2026
Nucleic Acids Research

HCR-Proxy resolves site-specific proximal RNA microenvironments at subcompartmental resolution

Authors:

Anja Trupej, Valter Bergant, Jona Novljan, Martin Dodel, Tajda Klobučar, Maksimiljan Adamek, Flora C. Y. Lee, Karen Yap, Eugene Makeyev, Boštjan Kokot, Luka Čehovin Zajc, Andreas Pichlmair, Iztok Urbančič, Faraz K. Mardakheh, Miha Modic

Keywords:

condensates; spatial organization; RNA-scaffolded condensates; RNA interactome; HCR-Proxy, hybridization chain reaction; proximity biotinylation, proteomic profiling; subcompartmental resolution

Abstract:

The spatial organization of RNA-scaffolded condensates is fundamental for understanding of basic cellular functions, but may also provide pivotal insights into diseases. One of the major challenges to understanding the role of condensates is the lack of technologies to map condensate-scale protein architecture at subcompartmental resolution.

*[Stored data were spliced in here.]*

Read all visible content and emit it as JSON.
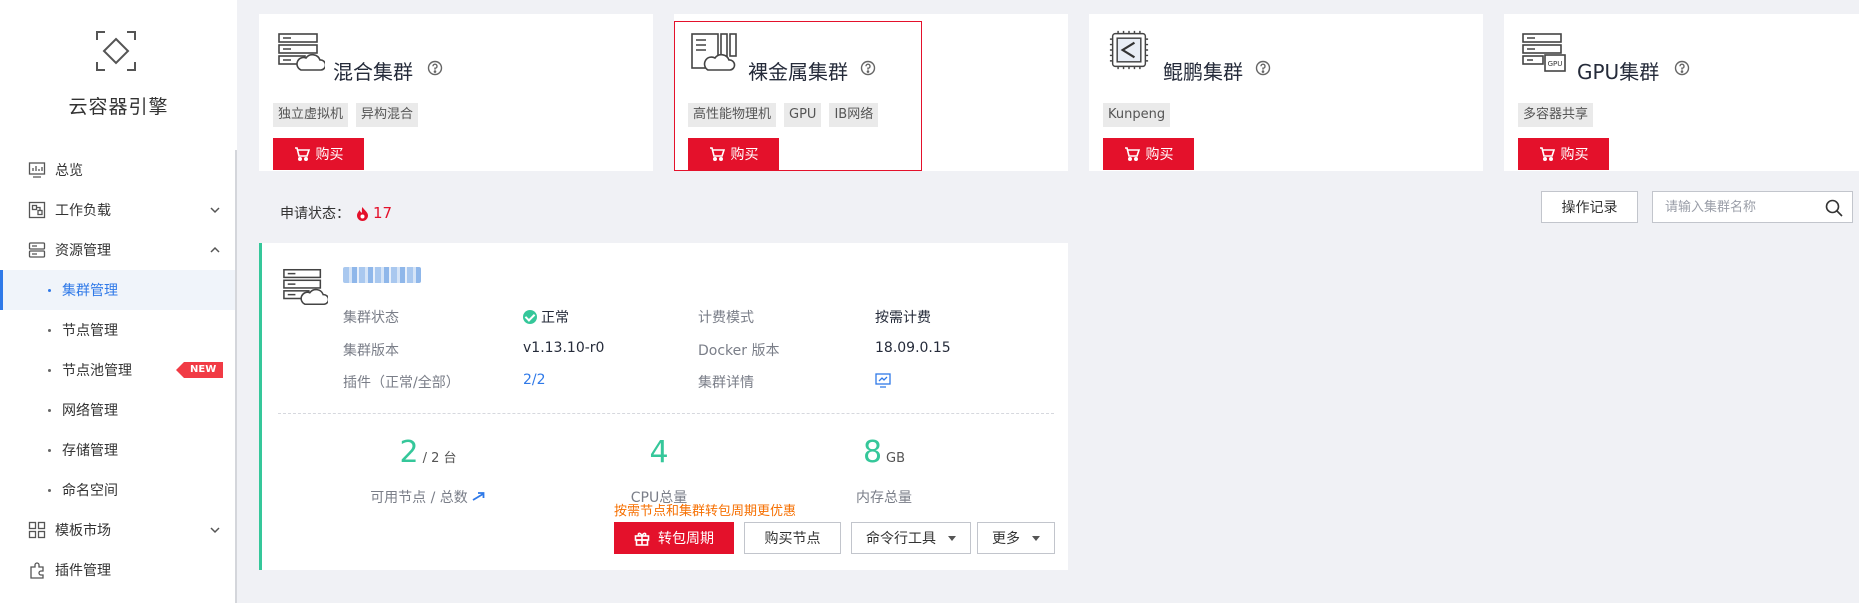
{
  "sidebar": {
    "brand_title": "云容器引擎",
    "items": [
      {
        "label": "总览"
      },
      {
        "label": "工作负载"
      },
      {
        "label": "资源管理"
      },
      {
        "label": "模板市场"
      },
      {
        "label": "插件管理"
      }
    ],
    "sub_items": [
      {
        "label": "集群管理",
        "active": true
      },
      {
        "label": "节点管理"
      },
      {
        "label": "节点池管理",
        "badge": "NEW"
      },
      {
        "label": "网络管理"
      },
      {
        "label": "存储管理"
      },
      {
        "label": "命名空间"
      }
    ]
  },
  "cluster_types": [
    {
      "name": "混合集群",
      "tags": [
        "独立虚拟机",
        "异构混合"
      ],
      "buy_label": "购买",
      "icon": "hybrid-cluster-icon"
    },
    {
      "name": "裸金属集群",
      "tags": [
        "高性能物理机",
        "GPU",
        "IB网络"
      ],
      "buy_label": "购买",
      "icon": "bare-metal-cluster-icon",
      "selected": true
    },
    {
      "name": "鲲鹏集群",
      "tags": [
        "Kunpeng"
      ],
      "buy_label": "购买",
      "icon": "kunpeng-chip-icon"
    },
    {
      "name": "GPU集群",
      "tags": [
        "多容器共享"
      ],
      "buy_label": "购买",
      "icon": "gpu-cluster-icon"
    }
  ],
  "status_bar": {
    "apply_label": "申请状态：",
    "apply_count": "17",
    "op_record_label": "操作记录",
    "search_placeholder": "请输入集群名称"
  },
  "cluster": {
    "name": "kvm-test",
    "fields": {
      "status_label": "集群状态",
      "status_value": "正常",
      "billing_label": "计费模式",
      "billing_value": "按需计费",
      "version_label": "集群版本",
      "version_value": "v1.13.10-r0",
      "docker_label": "Docker 版本",
      "docker_value": "18.09.0.15",
      "addon_label": "插件（正常/全部）",
      "addon_value": "2/2",
      "detail_label": "集群详情"
    },
    "stats": {
      "nodes_available": "2",
      "nodes_total_text": "/ 2 台",
      "nodes_label": "可用节点 / 总数",
      "cpu_value": "4",
      "cpu_label": "CPU总量",
      "mem_value": "8",
      "mem_unit": "GB",
      "mem_label": "内存总量"
    },
    "promo_text": "按需节点和集群转包周期更优惠",
    "actions": {
      "convert_label": "转包周期",
      "buy_node_label": "购买节点",
      "cli_label": "命令行工具",
      "more_label": "更多"
    }
  },
  "colors": {
    "primary_red": "#e4112b",
    "accent_blue": "#2f79e8",
    "success_green": "#35c79a",
    "promo_orange": "#f66f00"
  }
}
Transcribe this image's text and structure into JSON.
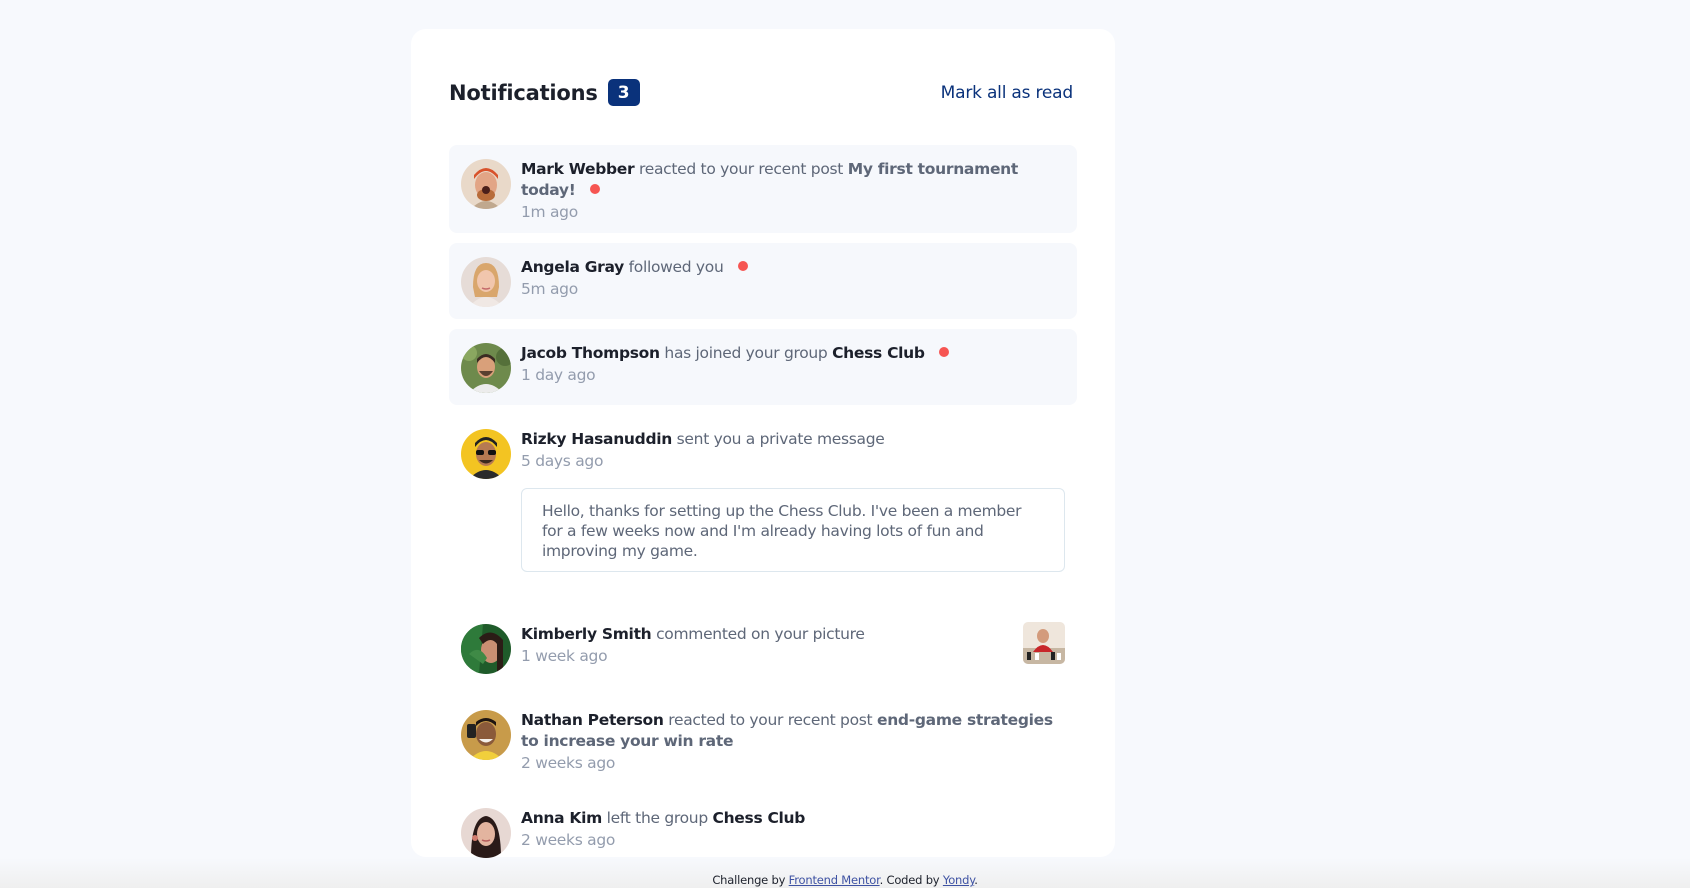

To address this, we introduce HCR-Proxy, a proximity labelling technique that couples hybridization chain reaction (HCR)-based signal amplification with in situ proximity biotinylation (Proxy), enabling proteomic profiling of RNA-proximal proteomes at subcompartmental resolution. We applied HCR-Proxy to nascent pre-rRNA targets to investigate the distinct proteomic signatures of the nucleolar subcompartments and to uncover a spatial logic of protein partitioning shaped by RNA sequence. Our results demonstrate the ability of HCR-Proxy to provide spatially resolved maps of RNA interactomes within the nucleolus, offering new insights into the molecular organization and compartmentalization of condensates. This subcompartment-specific nucleolar proteome profiling enabled integration with deep learning frameworks, which effectively confirmed a sequence-encoded basis for protein partitioning across nested condensate subcompartments, characterized by antagonistic gradients in charge, molecular weight, and RNA-binding domains. HCR-Proxy thus provides a scalable platform for spatially resolved RNA interactome discovery, bridging transcript localization with proteomic context in native cellular environments.